Give Your Feedback on the AIQ

We need you! Come visit the AI website, where a static presentation version of the AIQ is posted along with annotation software that will enable you and others in the international arbitration community to provide us with interactive comments on the AIQ. Is there any question or response that is unclear? Are we missing a question you think should be included? Or are there questions you think are superfluous, unnecessary, or simply unhelpful?

Our website features Phase II for comment because it asks the most nuanced and complex questions—the questions on which your input will be most valuable. If you only have time to review one of the AIQ’s phases, Phase II is it! But we also welcome your feedback on Phase I, which is available here.

You can also find additional information about the AIQ in our answers to Frequently Asked Questions, which are available here.

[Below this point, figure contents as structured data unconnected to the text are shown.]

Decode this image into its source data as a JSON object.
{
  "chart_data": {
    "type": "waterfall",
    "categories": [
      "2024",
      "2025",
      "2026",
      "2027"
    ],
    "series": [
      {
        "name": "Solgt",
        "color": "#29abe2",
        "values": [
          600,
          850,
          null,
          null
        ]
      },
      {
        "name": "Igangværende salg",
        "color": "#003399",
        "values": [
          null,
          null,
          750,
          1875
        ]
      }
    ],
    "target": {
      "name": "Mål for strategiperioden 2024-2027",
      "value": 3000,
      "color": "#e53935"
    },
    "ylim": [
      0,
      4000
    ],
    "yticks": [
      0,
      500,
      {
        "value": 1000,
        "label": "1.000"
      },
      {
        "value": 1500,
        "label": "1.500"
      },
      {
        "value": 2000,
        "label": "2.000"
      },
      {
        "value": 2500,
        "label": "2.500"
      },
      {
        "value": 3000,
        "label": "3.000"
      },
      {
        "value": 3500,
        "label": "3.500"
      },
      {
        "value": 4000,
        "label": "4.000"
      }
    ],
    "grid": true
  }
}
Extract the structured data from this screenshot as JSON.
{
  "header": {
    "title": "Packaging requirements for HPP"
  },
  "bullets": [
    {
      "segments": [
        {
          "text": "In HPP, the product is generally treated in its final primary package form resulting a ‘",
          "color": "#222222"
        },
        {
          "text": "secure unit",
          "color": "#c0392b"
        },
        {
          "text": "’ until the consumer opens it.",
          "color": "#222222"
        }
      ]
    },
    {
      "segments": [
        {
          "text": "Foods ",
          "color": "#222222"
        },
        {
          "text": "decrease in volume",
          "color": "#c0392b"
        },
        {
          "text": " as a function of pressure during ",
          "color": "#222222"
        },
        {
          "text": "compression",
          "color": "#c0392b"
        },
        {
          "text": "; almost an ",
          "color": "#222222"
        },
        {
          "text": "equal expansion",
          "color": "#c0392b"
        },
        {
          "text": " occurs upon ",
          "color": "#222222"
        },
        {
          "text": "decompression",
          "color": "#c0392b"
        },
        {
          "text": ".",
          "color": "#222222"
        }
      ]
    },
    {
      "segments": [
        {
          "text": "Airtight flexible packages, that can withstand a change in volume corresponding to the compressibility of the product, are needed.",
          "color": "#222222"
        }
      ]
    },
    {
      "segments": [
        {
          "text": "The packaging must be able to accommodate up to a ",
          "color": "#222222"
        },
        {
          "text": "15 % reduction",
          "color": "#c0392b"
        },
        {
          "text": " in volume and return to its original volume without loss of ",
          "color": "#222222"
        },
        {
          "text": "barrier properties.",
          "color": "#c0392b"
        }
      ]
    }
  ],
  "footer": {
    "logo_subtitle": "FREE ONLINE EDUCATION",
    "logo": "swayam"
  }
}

Your feedback and input will help us finalize our AIQ before we formally launch it later this summer. In addition to annotating the AIQ on our website, you can also submit comments or questions directly to catherine.rogers@arbitratorintelligence.org.

Conclusion

International arbitration is no longer a cozy little practice among an elite group of insiders who can exchange information by telephone. We now see over 10,000 international arbitration cases annually (just among the major institutions), and thousands of arbitrators who regularly sit in those cases. The telephone is simply not a good means for keeping up with the scope of information implicated by these numbers. The result, unsurprisingly, is that even the largest firms and parties report finding themselves forced to consider or appear before arbitrators with whom they are unfamiliar and about whom they have trouble finding information.

The time has come for a technological and informational upgrade to the entire international arbitration regime. Parties, counsel, arbitral institutions, and even arbitrators need a more reliable, neutral, data-driven resource for sharing information about arbitrators and their decisional history. As an academic-based enterprise, Arbitrator Intelligence is uniquely positioned to meet these challenges on behalf of all stakeholders in the international arbitration community.